William Friedkin hat in Brennpunkt Brooklyn äußerst gut verstanden, dass Hackman vor allem im Stress aufblüht. Hinter einem Steuer sitzend oder sich Treppen hinauf- und hinabwuchtend, gerade noch in die U-Bahn springend, am Telefon schreiend, panisch jemandem zurufend, das sind die Bilder, die Hackman füllen kann, obwohl er eigentlich große Ruhe ausstrahlt. In ihm bricht die Unterscheidung zwischen Zeit- und Bewegungsbild auf, er ist beides zugleich, die reine Kinetik und ihre Reflexion, das existenzialistische Nichts und die unbedingte Handlung. Auch Nicolas Roeg nutzt das gerade zu Beginn seines Films Eureka, als er diesen Mann auf der Suche nach Gold im Schnee als reine Körperlichkeit zwischen Gier und Traum inszenierte. Kriechend, erfrierend, mit aller Gewalt und Eleganz, die das Glänzen in der Ferne mit sich bringt.

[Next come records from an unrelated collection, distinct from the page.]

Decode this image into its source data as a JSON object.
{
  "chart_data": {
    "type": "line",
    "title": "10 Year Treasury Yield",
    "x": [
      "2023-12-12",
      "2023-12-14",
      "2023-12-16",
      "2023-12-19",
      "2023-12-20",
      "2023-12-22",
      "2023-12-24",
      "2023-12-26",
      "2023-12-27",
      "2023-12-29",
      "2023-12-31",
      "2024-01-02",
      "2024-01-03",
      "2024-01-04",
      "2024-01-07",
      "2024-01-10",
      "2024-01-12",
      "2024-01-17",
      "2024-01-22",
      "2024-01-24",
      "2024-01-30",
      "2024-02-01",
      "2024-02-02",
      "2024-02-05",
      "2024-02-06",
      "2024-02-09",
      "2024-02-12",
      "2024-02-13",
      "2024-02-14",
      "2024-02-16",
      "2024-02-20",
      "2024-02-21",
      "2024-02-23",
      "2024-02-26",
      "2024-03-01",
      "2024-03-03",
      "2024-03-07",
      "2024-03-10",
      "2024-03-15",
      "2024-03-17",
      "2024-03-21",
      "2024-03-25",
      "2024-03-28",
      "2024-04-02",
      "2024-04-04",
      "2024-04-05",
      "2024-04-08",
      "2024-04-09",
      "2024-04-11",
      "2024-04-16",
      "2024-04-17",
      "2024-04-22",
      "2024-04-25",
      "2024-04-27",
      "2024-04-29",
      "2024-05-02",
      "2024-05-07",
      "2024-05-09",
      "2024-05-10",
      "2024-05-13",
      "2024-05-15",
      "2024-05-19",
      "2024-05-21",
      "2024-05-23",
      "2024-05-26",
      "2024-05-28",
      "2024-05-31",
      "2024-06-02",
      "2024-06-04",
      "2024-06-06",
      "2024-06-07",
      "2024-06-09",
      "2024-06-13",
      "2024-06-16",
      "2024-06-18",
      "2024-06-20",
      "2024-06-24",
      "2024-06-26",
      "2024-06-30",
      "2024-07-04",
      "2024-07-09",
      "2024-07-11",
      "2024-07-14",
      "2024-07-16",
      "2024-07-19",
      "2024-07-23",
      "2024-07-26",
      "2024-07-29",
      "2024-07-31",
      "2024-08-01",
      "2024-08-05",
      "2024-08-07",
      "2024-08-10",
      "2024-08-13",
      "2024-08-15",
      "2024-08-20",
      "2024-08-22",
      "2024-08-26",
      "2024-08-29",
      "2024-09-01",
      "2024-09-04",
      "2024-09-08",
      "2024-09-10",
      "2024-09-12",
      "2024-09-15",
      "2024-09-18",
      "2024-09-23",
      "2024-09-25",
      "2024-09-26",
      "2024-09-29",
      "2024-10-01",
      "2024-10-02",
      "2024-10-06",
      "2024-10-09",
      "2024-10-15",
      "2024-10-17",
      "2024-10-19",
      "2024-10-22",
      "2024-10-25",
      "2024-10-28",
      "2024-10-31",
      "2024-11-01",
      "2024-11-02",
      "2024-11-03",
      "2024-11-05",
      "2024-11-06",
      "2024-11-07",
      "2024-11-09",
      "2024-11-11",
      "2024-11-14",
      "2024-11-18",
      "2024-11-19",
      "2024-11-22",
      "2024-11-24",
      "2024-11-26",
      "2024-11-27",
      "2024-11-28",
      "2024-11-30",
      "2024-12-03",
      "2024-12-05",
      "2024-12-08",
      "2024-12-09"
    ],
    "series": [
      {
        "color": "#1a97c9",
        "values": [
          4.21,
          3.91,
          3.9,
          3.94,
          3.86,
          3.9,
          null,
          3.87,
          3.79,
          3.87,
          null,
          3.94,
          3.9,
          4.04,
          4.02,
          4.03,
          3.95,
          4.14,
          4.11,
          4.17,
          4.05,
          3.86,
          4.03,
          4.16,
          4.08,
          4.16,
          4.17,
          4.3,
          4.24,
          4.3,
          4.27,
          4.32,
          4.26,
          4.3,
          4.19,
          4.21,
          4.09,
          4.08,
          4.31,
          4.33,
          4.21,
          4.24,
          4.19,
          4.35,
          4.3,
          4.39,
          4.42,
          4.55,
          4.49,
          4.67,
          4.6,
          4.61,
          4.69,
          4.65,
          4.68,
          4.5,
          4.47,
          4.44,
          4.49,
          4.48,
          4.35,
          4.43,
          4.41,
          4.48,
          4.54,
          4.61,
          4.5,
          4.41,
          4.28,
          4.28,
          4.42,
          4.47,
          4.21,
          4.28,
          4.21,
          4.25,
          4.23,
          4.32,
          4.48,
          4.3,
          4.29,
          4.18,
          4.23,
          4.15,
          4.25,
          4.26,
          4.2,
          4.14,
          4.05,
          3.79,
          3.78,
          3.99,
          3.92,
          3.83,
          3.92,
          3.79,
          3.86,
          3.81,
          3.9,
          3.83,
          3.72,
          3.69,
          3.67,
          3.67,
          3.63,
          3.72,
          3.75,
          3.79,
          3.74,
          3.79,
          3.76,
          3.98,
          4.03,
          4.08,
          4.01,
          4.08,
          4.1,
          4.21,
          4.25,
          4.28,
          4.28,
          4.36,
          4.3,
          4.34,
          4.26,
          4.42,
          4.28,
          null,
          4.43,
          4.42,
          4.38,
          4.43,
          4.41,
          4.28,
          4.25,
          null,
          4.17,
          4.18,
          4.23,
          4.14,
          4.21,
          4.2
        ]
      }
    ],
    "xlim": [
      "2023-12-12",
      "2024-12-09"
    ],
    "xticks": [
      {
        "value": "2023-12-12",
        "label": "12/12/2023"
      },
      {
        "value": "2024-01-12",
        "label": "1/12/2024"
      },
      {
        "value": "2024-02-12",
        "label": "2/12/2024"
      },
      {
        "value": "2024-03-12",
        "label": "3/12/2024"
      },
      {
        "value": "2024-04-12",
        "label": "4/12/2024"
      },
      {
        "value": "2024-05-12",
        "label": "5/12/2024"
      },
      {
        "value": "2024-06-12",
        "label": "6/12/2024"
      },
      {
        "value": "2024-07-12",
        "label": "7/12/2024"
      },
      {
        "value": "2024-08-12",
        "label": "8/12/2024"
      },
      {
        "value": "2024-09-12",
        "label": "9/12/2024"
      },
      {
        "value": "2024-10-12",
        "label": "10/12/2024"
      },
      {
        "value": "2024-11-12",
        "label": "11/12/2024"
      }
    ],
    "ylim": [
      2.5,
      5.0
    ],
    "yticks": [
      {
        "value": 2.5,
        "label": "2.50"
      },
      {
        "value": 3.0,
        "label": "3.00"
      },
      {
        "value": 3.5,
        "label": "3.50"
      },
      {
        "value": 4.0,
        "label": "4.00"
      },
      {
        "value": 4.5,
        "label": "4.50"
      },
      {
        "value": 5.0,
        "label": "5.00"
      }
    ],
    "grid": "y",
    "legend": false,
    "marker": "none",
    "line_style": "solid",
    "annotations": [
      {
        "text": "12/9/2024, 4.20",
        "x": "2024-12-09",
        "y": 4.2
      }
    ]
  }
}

In einer seiner berühmtesten Rollen verwandelt sich dieser Stress in Paranoia. Die Rede ist von Francis Ford Coppolas Der Dialog, in dem die Grenzen zwischen Jäger und Gejagten, Überwacher und Überwachtem, Räuber und Gendarm für Hackman verschwimmen. Das mit Zooms auf der Bildebene betonte Belauschen wird auch zu einer Fahrt in den Kopf eines nervösen Mannes. Wie in Die heiße Spur geht es nicht nur um einen Fall, es geht um einen Charakter, der aufgrund seiner psychologischen Konstitution entscheidende Fehler macht. Passend dazu wird seiner Figur einmal gesagt: Du sollst nicht etwas sein, du sollst nur etwas tun! Dieses Spannungsfeld zwischen Sein und Tun ist auch deshalb so eindringlich, weil das Sein sich in den Weg des Tuns stellt. In einer unvergesslichen Szene in einem engen Aufzug spürt man das ganze Sein eines Menschen, der nicht mehr tun kann.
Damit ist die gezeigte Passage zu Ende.